Crônica - O derradeiro abraço

Faz muito, o cantor italiano Sergio Endrigo, numa entrevista, disse que "la felicità è um pò stupida". Refleti sobre a frase para entender esse contexto. Pode até não ter sido a intenção do cantor romântico, mas cheguei à conclusão de que a felicidade embriaga, inibe a coerência, o bom senso da maioria e, consequentemente, a "estupidez" pode ser entendida como "fora de si". As pessoas envolvidas num relacionamento cheio de paixão e muito amor dificilmente se lembram do momento exato em que todas essas emoções começaram, mas seguramente nunca vão esquecer do dia em que tudo chegou ao fim, principalmente quando a separação não é consensual e um dos dois é levado a desabafar abraçado a um travesseiro com um perfume que passa a ser lembrado como espaço vazio, saudade e muita dor. O ser humano está preparado para ser feliz, para surpresas boas, para "tudo de bom", mas sucumbe rápido às investidas dos revezes decorrentes de uma perda inesperada. Quase ninguém se prapara para a dor grande de uma despedida.

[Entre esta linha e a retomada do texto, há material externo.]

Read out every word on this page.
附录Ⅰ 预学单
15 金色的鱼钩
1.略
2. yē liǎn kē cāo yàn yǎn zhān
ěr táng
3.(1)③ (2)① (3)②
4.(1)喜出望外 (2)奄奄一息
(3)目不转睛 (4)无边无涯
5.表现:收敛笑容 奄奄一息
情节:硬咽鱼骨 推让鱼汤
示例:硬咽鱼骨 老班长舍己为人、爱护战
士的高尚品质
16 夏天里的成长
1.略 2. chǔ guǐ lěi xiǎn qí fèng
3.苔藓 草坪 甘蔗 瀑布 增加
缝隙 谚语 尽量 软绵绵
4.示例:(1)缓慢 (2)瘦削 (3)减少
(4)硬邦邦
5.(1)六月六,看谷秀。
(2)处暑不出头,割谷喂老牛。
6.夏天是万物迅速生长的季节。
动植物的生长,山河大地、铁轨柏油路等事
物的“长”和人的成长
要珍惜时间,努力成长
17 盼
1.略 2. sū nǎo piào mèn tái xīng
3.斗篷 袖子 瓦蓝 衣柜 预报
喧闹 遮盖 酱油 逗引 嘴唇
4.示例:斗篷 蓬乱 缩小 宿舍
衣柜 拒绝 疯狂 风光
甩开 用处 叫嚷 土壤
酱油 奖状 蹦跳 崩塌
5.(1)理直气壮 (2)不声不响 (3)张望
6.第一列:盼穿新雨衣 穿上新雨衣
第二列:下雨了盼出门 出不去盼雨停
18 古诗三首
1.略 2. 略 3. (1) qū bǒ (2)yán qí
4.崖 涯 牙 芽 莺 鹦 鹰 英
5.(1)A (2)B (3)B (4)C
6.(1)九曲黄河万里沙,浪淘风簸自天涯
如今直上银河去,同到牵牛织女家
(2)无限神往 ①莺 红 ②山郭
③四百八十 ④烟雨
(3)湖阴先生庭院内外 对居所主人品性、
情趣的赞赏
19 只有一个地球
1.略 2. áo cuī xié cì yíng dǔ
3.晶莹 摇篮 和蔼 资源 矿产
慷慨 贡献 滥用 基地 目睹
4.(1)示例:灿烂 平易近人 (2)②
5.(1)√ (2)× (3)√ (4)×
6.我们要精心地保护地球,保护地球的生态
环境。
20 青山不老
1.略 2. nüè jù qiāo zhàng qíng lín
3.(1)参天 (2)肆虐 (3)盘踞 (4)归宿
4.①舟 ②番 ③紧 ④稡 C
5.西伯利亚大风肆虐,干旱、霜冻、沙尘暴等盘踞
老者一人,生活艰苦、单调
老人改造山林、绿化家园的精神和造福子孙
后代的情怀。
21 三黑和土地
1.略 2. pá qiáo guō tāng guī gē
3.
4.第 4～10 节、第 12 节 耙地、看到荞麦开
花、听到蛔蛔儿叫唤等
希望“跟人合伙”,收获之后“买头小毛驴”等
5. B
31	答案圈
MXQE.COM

Um dia, debruçado na mesma janela anônima que cuidava de mim, com a visão privilegiada de estrelas das quais nunca esqueço, acalentando uma insônia cheia de fantasmas, o homenzinho verde sentou-se ao meu lado e disse, quase num sussurro: "Uma dor está chegando depressa!" Depois, entrou na sua pequena nave e sumiu na escuridão. Vi o sol nascer, fechei as cortinas, coloquei um lençol sobre os olhos e procurei fugir para longe de mim. Ninguém escapa dos fantasmas que arrastam suas correntes pelos corredores, pelas paredes, por todos os lugares onde penduramos nossas melhores lembranças, nossas histórias mais queridas. Contive minha revolta, abafei os gritos da dor que me agoniava o peito e deixei que a respiração se acalmasse. Adormeci. O telefone me acordou: "Precisamos conversar...!" - me disse com uma voz séria. Eu já sabia do que se tratava. Depois das festas dos primeiros encontros, do ardor dos primeiros desejos, das fomes saciadas depois das primeiras camas, com o passar do tempo tudo adormece numa rotina que se avoluma silenciosa. Caí na asneira de fazer cobranças e na estupidez de ser sincero. Fui ao encontro dela como quem faz um caminho de volta e fui me desfazendo, pelas ruas e avenidas indiferentes, dos retalhos de cada um dos bons momentos que vivemos juntos. Nas últimas esquinas, até me encontrar com ela, joguei pela janela as promessas de "para sempre tua" e muitos "eu te amo". "Veja bem..." - ela começou sem levantar os olhos, sentada à mesma mesa do barzinho onde brindamos com bons vinhos às coisas mais simples. Não sei de onde tirei tanta força, tanto respeito por ela e tanta dignidade nas minhas feridas para levantá-la da cadeira carinhosamente. Fiz das minhas mãos uma moldura para o rosto dela e lhe dei um abraço apertado. Antes que ela pudesse dizer alguma coisa, sorri para ela com um sorriso amarelo, disse "adeus" e fui embora sem esperar pelas explicações da despedida. Um abraço é a melhor forma de se despedir de um grande amor.